Skip to content
~/writing/finding-latency-spike-nobody-saw

essay / payments

Finding the latency spike nobody was looking for

Tiny, non-alerting spikes in TP99 graphs led to a sharding problem that only affected our most important customers.

At Expedia, I go on call for two weeks every couple of months. Most of on-call is reactive: alerts fire, you investigate, you fix. But I have always found it more interesting to scan the historical graphs looking for patterns that do not trigger alerts but probably should.

During one rotation, I noticed tiny spikes in the TP99 latency graphs. Not persistent. Not large enough to breach our SLA or SLO thresholds.

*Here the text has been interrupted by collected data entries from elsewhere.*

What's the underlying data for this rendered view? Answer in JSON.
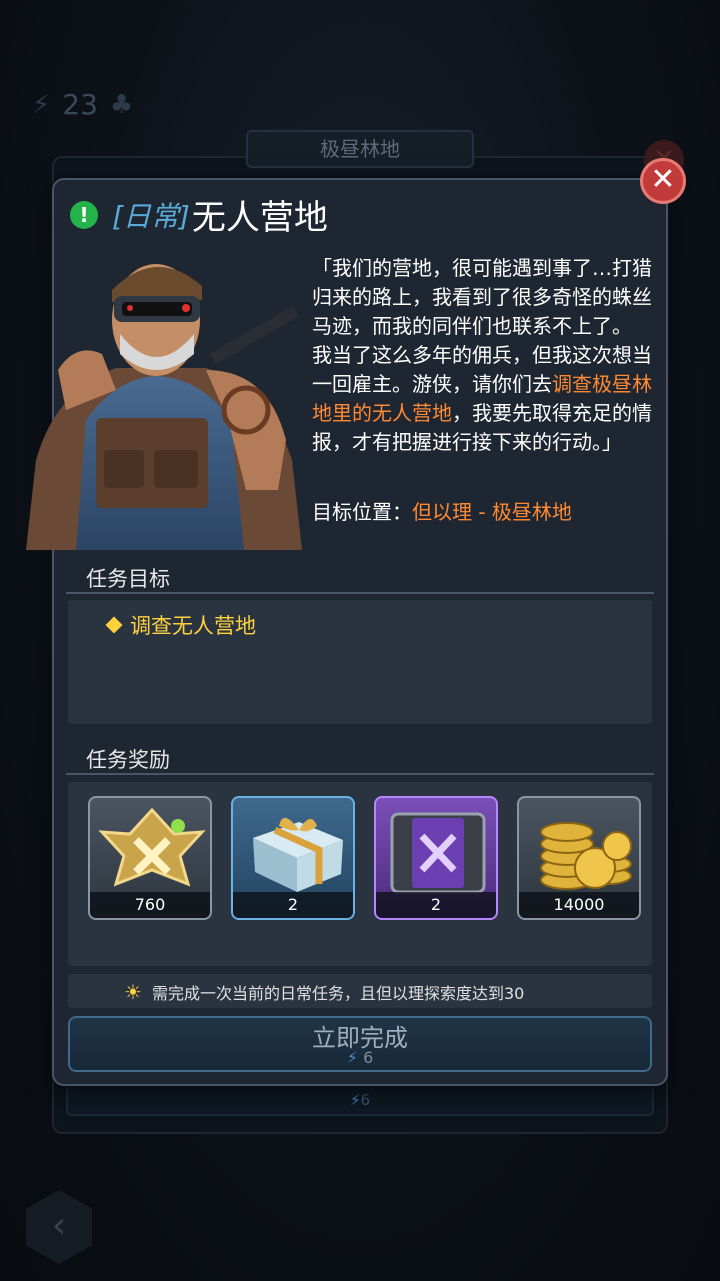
{
  "background": {
    "hud_value": "23",
    "tab_label": "极昼林地",
    "cost_value": "6"
  },
  "dialog": {
    "title_tag": "[日常]",
    "title": "无人营地",
    "quote_para1": "「我们的营地，很可能遇到事了…打猎归来的路上，我看到了很多奇怪的蛛丝马迹，而我的同伴们也联系不上了。",
    "quote_para2_a": "我当了这么多年的佣兵，但我这次想当一回雇主。游侠，请你们去",
    "quote_para2_hl": "调查极昼林地里的无人营地",
    "quote_para2_b": "，我要先取得充足的情报，才有把握进行接下来的行动。」",
    "target_label": "目标位置：",
    "target_value": "但以理 - 极昼林地",
    "objectives_title": "任务目标",
    "objective_1": "调查无人营地",
    "rewards_title": "任务奖励",
    "rewards": [
      {
        "icon": "rank-emblem-icon",
        "count": "760",
        "rarity": "gray"
      },
      {
        "icon": "gift-box-icon",
        "count": "2",
        "rarity": "blue"
      },
      {
        "icon": "purple-crate-icon",
        "count": "2",
        "rarity": "purple"
      },
      {
        "icon": "gold-coins-icon",
        "count": "14000",
        "rarity": "gray"
      }
    ],
    "hint": "需完成一次当前的日常任务，且但以理探索度达到30",
    "complete_label": "立即完成",
    "complete_cost": "6"
  },
  "colors": {
    "highlight_orange": "#ff8a33",
    "objective_yellow": "#ffd23d",
    "tag_blue": "#5aaad8",
    "close_red": "#c23b3b"
  }
}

But frequent during weekdays, and they had started appearing after we integrated a new brand called Egencia onto our payment platform.

Following the thread

The spikes affected only a subset of calls from Egencia. I traced the exact code paths and found the pattern: the spikes occurred when a user with the “Executive Assistant” role logged in.

An executive assistant at Egencia typically manages payment instruments for everyone they support in their group, potentially dozens of personal cards, plus all the corporate cards registered under that group. Hundreds of instruments total.

Our payment vault sharded data across multiple database partitions. For most users with a handful of cards, the latency was consistent because their instruments landed on one or two partitions. But an executive assistant’s instruments could be distributed across many partitions, requiring fan-out reads that added up.

The fix

We resharded the data for Egencia to ensure all payment instruments for a given organizational group stayed in one partition. The spikes disappeared completely, and latencies for these code paths aligned with everything else.

Turning observation into a metric

This incident led to a broader initiative. I analyzed how much each of our services contributed to the overall booking path latency. We were at roughly 22% of the total payment page latency. I proposed tracking this as a formal KPI, with a modest first-quarter goal of reducing our contribution by 0.5%.

We hit that goal by identifying a caching opportunity in one of our services. The metric became a standing item in quarterly town hall presentations. Over the following years, we brought it down from 22% to around 19%.

The insight was simple: our SLAs told us whether we were good enough. They did not tell us whether we were getting better. Adding a directional metric alongside the threshold metric changed how the team thought about performance from “are we within bounds” to “are we improving.”